Andy McCulloch was also an absolute delight to spend time with.
Relaxed, witty and urbane, he looked lean and fit and he too spoke fondly of his spell at the club and acknowledged that Brentford had sold him far too cheaply to Sheffield Wednesday, although that meant he could ask for higher wages in compensation!
Ian St John, Jack Charlton’s assistant had tapped him up whilst he was lying on a stretcher following an injury sustained in a match when he was being scouted by Wednesday.
His knee was a total mess when he joined Brentford after botched treatment at Oxford United, but Director Eric Radley-Smith, a noted knee expert, eventually got him right and Andy became the perfect striker.
Tall, fearless, great in the air, strong on the ground and excellent in front of goal.

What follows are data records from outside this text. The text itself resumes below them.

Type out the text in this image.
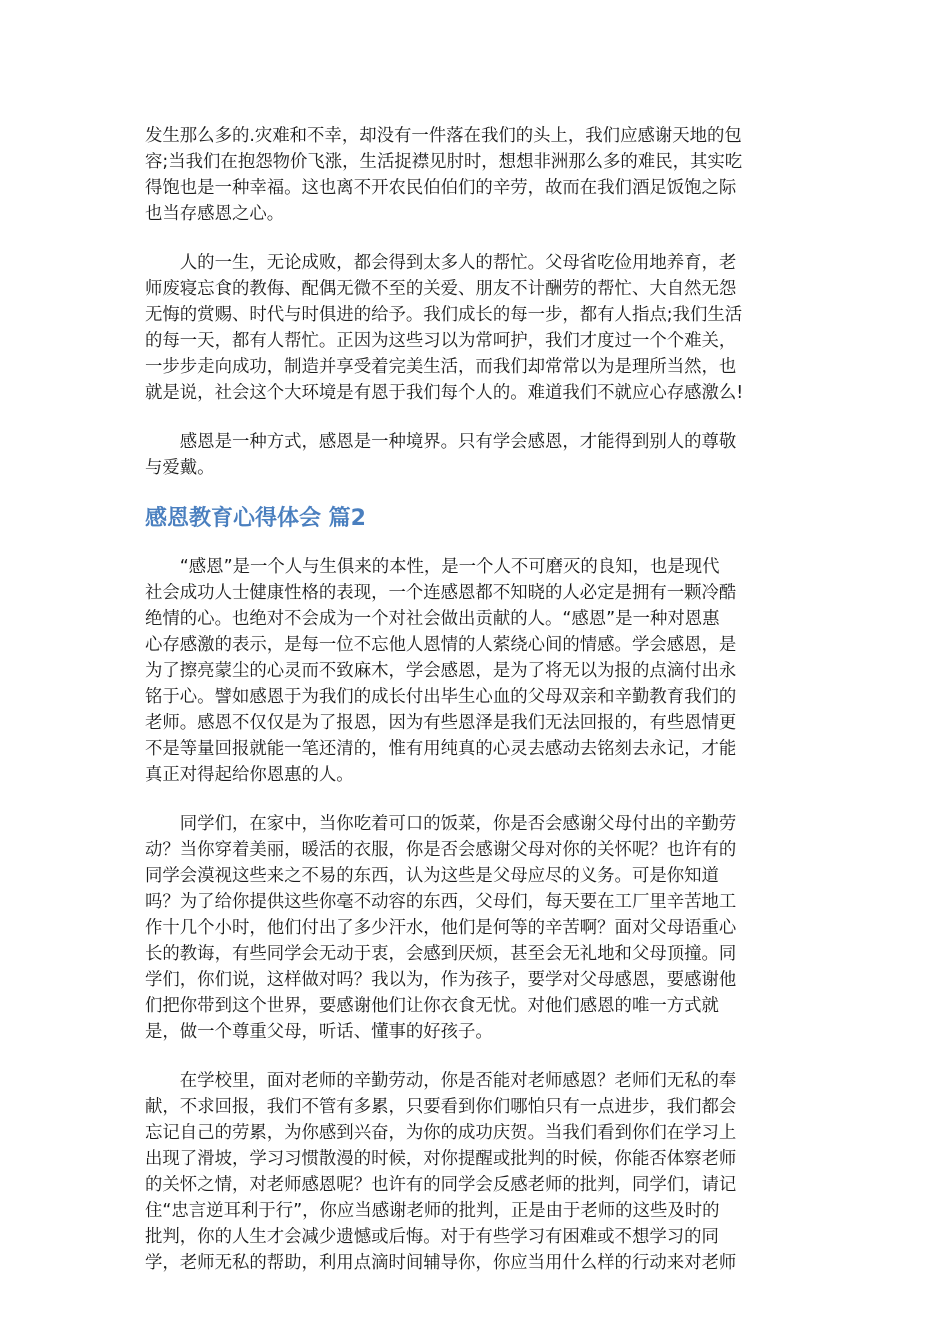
发生那么多的.灾难和不幸，却没有一件落在我们的头上，我们应感谢天地的包
容;当我们在抱怨物价飞涨，生活捉襟见肘时，想想非洲那么多的难民，其实吃
得饱也是一种幸福。这也离不开农民伯伯们的辛劳，故而在我们酒足饭饱之际
也当存感恩之心。

　　人的一生，无论成败，都会得到太多人的帮忙。父母省吃俭用地养育，老
师废寝忘食的教侮、配偶无微不至的关爱、朋友不计酬劳的帮忙、大自然无怨
无悔的赏赐、时代与时俱进的给予。我们成长的每一步，都有人指点;我们生活
的每一天，都有人帮忙。正因为这些习以为常呵护，我们才度过一个个难关，
一步步走向成功，制造并享受着完美生活，而我们却常常以为是理所当然，也
就是说，社会这个大环境是有恩于我们每个人的。难道我们不就应心存感激么!

　　感恩是一种方式，感恩是一种境界。只有学会感恩，才能得到别人的尊敬
与爱戴。

感恩教育心得体会 篇2

　　“感恩”是一个人与生俱来的本性，是一个人不可磨灭的良知，也是现代
社会成功人士健康性格的表现，一个连感恩都不知晓的人必定是拥有一颗冷酷
绝情的心。也绝对不会成为一个对社会做出贡献的人。“感恩”是一种对恩惠
心存感激的表示，是每一位不忘他人恩情的人萦绕心间的情感。学会感恩，是
为了擦亮蒙尘的心灵而不致麻木，学会感恩，是为了将无以为报的点滴付出永
铭于心。譬如感恩于为我们的成长付出毕生心血的父母双亲和辛勤教育我们的
老师。感恩不仅仅是为了报恩，因为有些恩泽是我们无法回报的，有些恩情更
不是等量回报就能一笔还清的，惟有用纯真的心灵去感动去铭刻去永记，才能
真正对得起给你恩惠的人。

　　同学们，在家中，当你吃着可口的饭菜，你是否会感谢父母付出的辛勤劳
动？当你穿着美丽，暖活的衣服，你是否会感谢父母对你的关怀呢？也许有的
同学会漠视这些来之不易的东西，认为这些是父母应尽的义务。可是你知道
吗？为了给你提供这些你毫不动容的东西，父母们，每天要在工厂里辛苦地工
作十几个小时，他们付出了多少汗水，他们是何等的辛苦啊？面对父母语重心
长的教诲，有些同学会无动于衷，会感到厌烦，甚至会无礼地和父母顶撞。同
学们，你们说，这样做对吗？我以为，作为孩子，要学对父母感恩，要感谢他
们把你带到这个世界，要感谢他们让你衣食无忧。对他们感恩的唯一方式就
是，做一个尊重父母，听话、懂事的好孩子。

　　在学校里，面对老师的辛勤劳动，你是否能对老师感恩？老师们无私的奉
献，不求回报，我们不管有多累，只要看到你们哪怕只有一点进步，我们都会
忘记自己的劳累，为你感到兴奋，为你的成功庆贺。当我们看到你们在学习上
出现了滑坡，学习习惯散漫的时候，对你提醒或批判的时候，你能否体察老师
的关怀之情，对老师感恩呢？也许有的同学会反感老师的批判，同学们，请记
住“忠言逆耳利于行”，你应当感谢老师的批判，正是由于老师的这些及时的
批判，你的人生才会减少遗憾或后悔。对于有些学习有困难或不想学习的同
学，老师无私的帮助，利用点滴时间辅导你，你应当用什么样的行动来对老师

He spoke of his battles with the massive centre halves of the time like Millwall’s Barry Kitchener and Aldershot’s Joe Jopling and was most interested to learn that his former nemesis still owned a pub nearby, and remarked that he might pay him a visit!
He well remembered what happened at Aldershot back in 1977 when Jopling feigned injury and the referee bought it and sent Andy off for an alleged headbutt.
Seeking revenge after the match, Andy tried to get into the home dressing room but was fought off by Jopling’s wife brandishing an umbrella.
His mother came to watch him play for Cardiff one afternoon at Craven Cottage.
The team left the dressing room reluctantly as the Grand National was just starting.
Andy scored after thirteen seconds, was sent off a minute later for telling the linesman what he thought of him, stalked off the field, apologising to his Mum as he went for her wasted afternoon, and was safely back in the dressing room in time to hear the commentary of the rest of the race.
He enjoyed playing with Gordon Sweetzer who he felt was far too brave for his own good and also recalls playing at Luton where their Chairman, Eric Morecambe, would always visit the away dressing room before the game, go through his repertoire of jokes and facial expressions and do his best to put the opposition off.
These and many other stories made the minutes and hours flash by and a great time was had by all.
Paul Hewson suggested that Shrubby should attend the Brentford versus Fulham match next month and ideally come onto the pitch to be introduced to the crowd.
Paul thought about it for a moment then, his face wreathed in smiles, said that he would take great pleasure in doing so and would wave at both sets of supporters and he then demonstrated exactly the gesture he would employ towards the Fulham fans given that his opinion of that club is exactly the same as ours.
Paul, we salute you.
A brave and exceptional man who is an example and inspiration to us all.
Thank you for letting me into your life.